COREY: They haven't made any direct comments to me, but I'm sure they have said some things. Somebody's got to lead. And most guys don't lead, you don't lead from behind. So I take the initiative and be a generator that kicks off the social media thing, which I think I've done a good job of. And I will continue to do so.
During a televised game recently, you told fans to check out your twitter feed for more information on your thoughts. Do you feel that social media gives you a more uncensored platform to spread your message?
COREY: Definitely and with live TV, you only have probably like a minute to say what you need to say, and you're answering the questions they ask you. Unlike me, I'll just take the interview over! Most guys they answer the questions they ask, but obviously, with social media you can have your own press conference if you want. You know, I'm going to start doing that! But you definitely have more freedom, you just have to, you're censored a bit, but just as far as cursing, but you can say whatever else you want to say. And if you have the guts like I do, you might curse a little bit, and deal with the consequences later!
What are your motives behind using Twitter? What is the message you are trying to spread?
COREY: I just want to get closer to my friends, and my fans. There's a lot of people, who don't know me, and like most people do, they judge before they even get a chance to meet you. And this is a perfect way to know me. You can ask me a question - like my t-shirt says you can just go to @CHomicide on Twitter, and just ask me whatever you want to ask me. As long as you ask it in a respectable manner, I will give you a respectable answer back. If you catch yourself attacking me, I just block you, and that just pisses you off! So just ask me whatever you like to ask me in a respectable manner, and you will get, a good answer back. And that's all this is about. Just reach out to my fans and supporters, and that's all I do. That's all it's about, nothing more, nothing less.
Have you worked actively to grow your Twitter following? Is that something you ever considered when you were using it?

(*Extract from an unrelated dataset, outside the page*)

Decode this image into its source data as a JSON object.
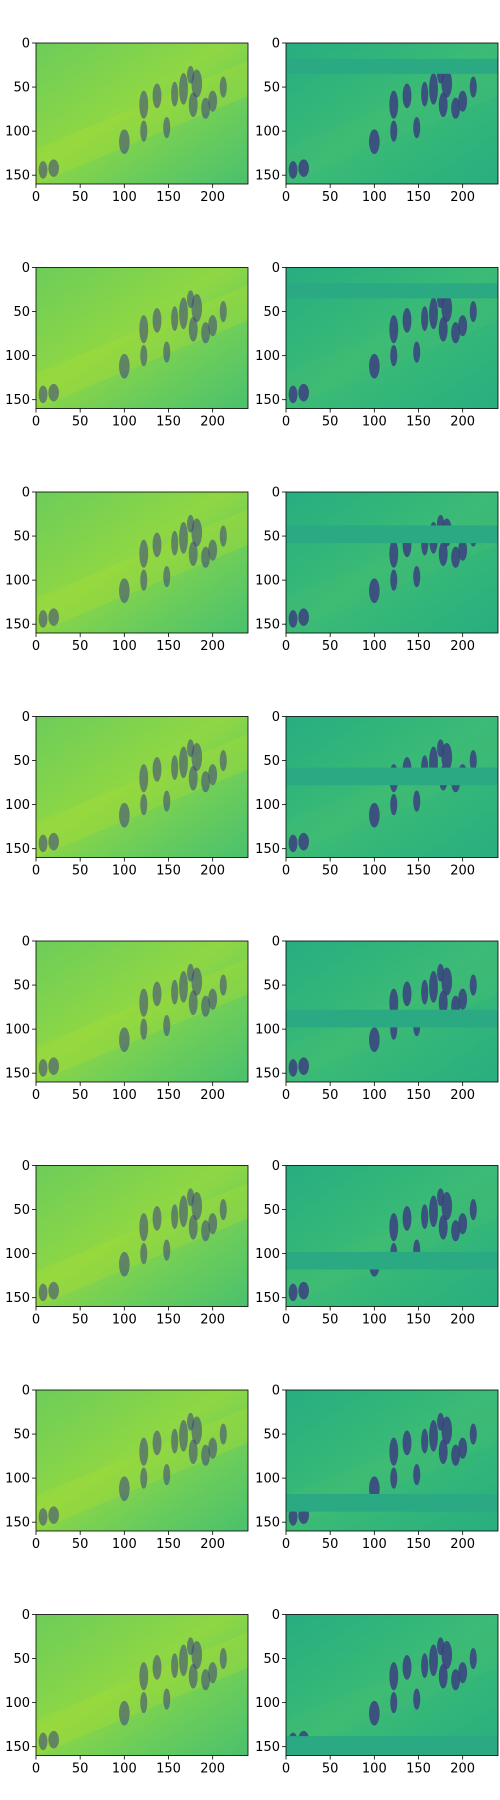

COREY: Not in the beginning, no. They just started off as friends that played basketball overseas. And I said let me try this Twitter thing. Obviously it's trendy, and it's blowing up, and I wasn't a big fan of Facebook because I was on MySpace first, and I didn't really understand Facebook, and I didn't try to. I didn't give it the time of day. But I said, let me get on Twitter. And it just went from there and it all just changed after that game against my favorite team, in Perth. There was something I was accused of doing, no one really knew the truth behind it, I just wanted to let everybody know what really happened. And that's why, instinctively, I just said, follow me at @CHomicide on Twitter. Follow me on Twitter, I'll tell you everything, on the ride, from the venue, to my hotel, what really happened. And it just took off from there, it just spread like wildfire. I've got a long ways to go. I only have about three thousand followers, but it's the most in NBL and we got to start somewhere. I need to get it to about a hundred thousand! I have a lot of work to do, but the branding, and spreading of @CHomicide, has just begun. It'll only get bigger people, trust!
Do you think that your social media popularity will help you establish a life after basketball?
COREY: Definitely, why not? Basketball is what I do, it's not who I am. And obviously, I reach out to different genres, different people all over the world. Not just Australia, this thing is, worldwide. I have friends, and family all over the world. And all I'm trying to do is uh, is have people get to know me, outside of just basketball. And um, this, outlet, is allowing me to do so, and, I'm starting to build a lot of relationships with people, outside of basketball, because of basketball, and social network and social media. So, it it's a good thing, you know, it's given me an outlet to reach out, to, people in different areas. And different professions. That, will probably be able to, help me, post-basketball. So, see what happens.